CephFS 与 Linux VFS

Sep 25, 2022 19:00 · 1865 words · 4 minute read FileSystem Linux

CephFS 常用于为 Kubernetes Pod 提供共享文件系统（即多个 Pod 挂载同一个 CephFS 卷）。

内核加载 CephFS

要使用文件系统，必须先挂载它；而挂载文件系统的前提是该文件系统已注册入内核。

查看已在内核注册过的文件系统（内核版本 4.18；未挂载 CephFS 卷）：

$ cat /proc/filesystems
nodev sysfs
nodev tmpfs
nodev bdev
nodev proc
nodev cgroup
#...
$ grep -i ceph /proc/filesystems

再找一个已经挂载 CephFS 卷的环境（内核版本 4.18）查看注册过的 CephFS 文件系统：

$ grep -i ceph /proc/filesystems
nodev ceph

多了一行 nodev ceph。

接下来我们就来剖析 CephFS 是如何注册入内核的。

CephFS 是在首次挂载时通过 ceph.ko 内核模块动态注册的。

查看 Linux 文件系统内核模块：

$ ls /lib/modules/$(uname -r)/kernel/fs | grep -i ceph
ceph
$ ls /lib/modules/$(uname -r)/kernel/fs/ceph
ceph.ko.xz

CephFS 内核模块 https://github.com/torvalds/linux/blob/v4.18/fs/ceph/super.c：

static struct file_system_type ceph_fs_type = {
    .owner      = THIS_MODULE,
    .name       = "ceph",
    .mount      = ceph_mount,
    .kill_sb    = ceph_kill_sb,
    .fs_flags   = FS_RENAME_DOES_D_MOVE,
};
MODULE_ALIAS_FS("ceph");

static int __init init_ceph(void)
{
    int ret = init_caches();
    if (ret)
        goto out;

    ceph_flock_init();
    ceph_xattr_init();
    ret = register_filesystem(&ceph_fs_type);
    if (ret)
        goto out_xattr;

    pr_info("loaded (mds proto %d)\n", CEPH_MDSC_PROTOCOL);

    return 0;

out_xattr:
    ceph_xattr_exit();
    destroy_caches();
out:
    return ret;
}

module_init(init_ceph);

register_filesystem 是专门用于注册文件系统的函数。

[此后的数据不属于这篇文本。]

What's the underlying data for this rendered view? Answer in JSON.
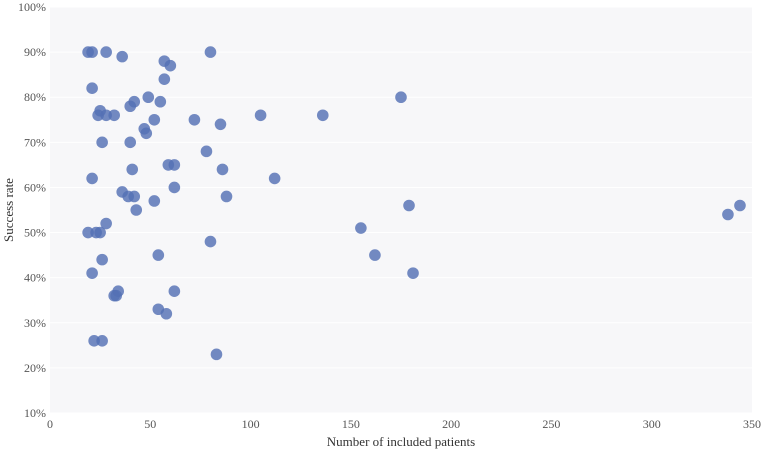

init_ceph 函数通过 register_filesystem 函数将表示文件系统类型的结构体 ceph_fs_type 注册入内核。

挂载文件系统时会使用 mount 系统调用：

SYSCALL_DEFINE5(mount, char __user *, dev_name, char __user *, dir_name,
    char __user *, type, unsigned long, flags, void __user *, data)
{
    return ksys_mount(dev_name, dir_name, type, flags, data);
}

追一下调用链 ksys_mount -> do_mount -> do_new_mount -> get_fs_type：

ksys_mount

int ksys_mount(char __user *dev_name, char __user *dir_name, char __user *type,
    unsigned long flags, void __user *data)
{
    // a lot of code here
    ret = do_mount(kernel_dev, dir_name, kernel_type, flags, options);
    // a lot of code here
}

do_mount

long do_mount(const char *dev_name, const char __user *dir_name,
    const char *type_page, unsigned long flags, void *data_page)
{
    // a lot of code here
    else
        retval = do_new_mount(&path, type_page, sb_flags, mnt_flags,
                    dev_name, data_page);
}

do_new_mount

static int do_new_mount(struct path *path, const char *fstype, int sb_flags,
    int mnt_flags, const char *name, void *data)
{
    // a lot of code here
    type = get_fs_type(fstype);
    // a lot of code here
}

get_fs_type

static struct file_system_type *__get_fs_type(const char *name, int len)
{
    struct file_system_type *fs;

    read_lock(&file_systems_lock);
    fs = *(find_filesystem(name, len));
    if (fs && !try_module_get(fs->owner))
        fs = NULL;
    read_unlock(&file_systems_lock);
    return fs;
}

struct file_system_type *get_fs_type(const char *name)
{
    struct file_system_type *fs;
    const char *dot = strchr(name, '.');
    int len = dot ? dot - name : strlen(name);

    fs = __get_fs_type(name, len);
    if (!fs && (request_module("fs-%.*s", len, name) == 0)) {
        fs = __get_fs_type(name, len);
        WARN_ONCE(!fs, "request_module fs-%.*s succeeded, but still no fs?\n", len, name);
    }

    if (dot && fs && !(fs->fs_flags & FS_HAS_SUBTYPE)) {
        put_filesystem(fs);
        fs = NULL;
    }
    return fs;
}

__get_fs_type 函数无法查找还未注册的文件系统，调用 request_module 函数加载 CepFS 的内核模块 ceph.ko.xz，执行 init_ceph 初始化钩子函数，将 CephFS 注册入内核中。

Linux VFS（虚拟文件系统）

Linux 支持很多种不同的文件系统，每个文件系统的实现都各不相同，因此 Linux 内核向用户空间提供了统一的接口 VFS，提供常用的文件系统对象模型（inode、dentry、mount）和相应的操作方法，抽象掉每种文件系统的底层细节。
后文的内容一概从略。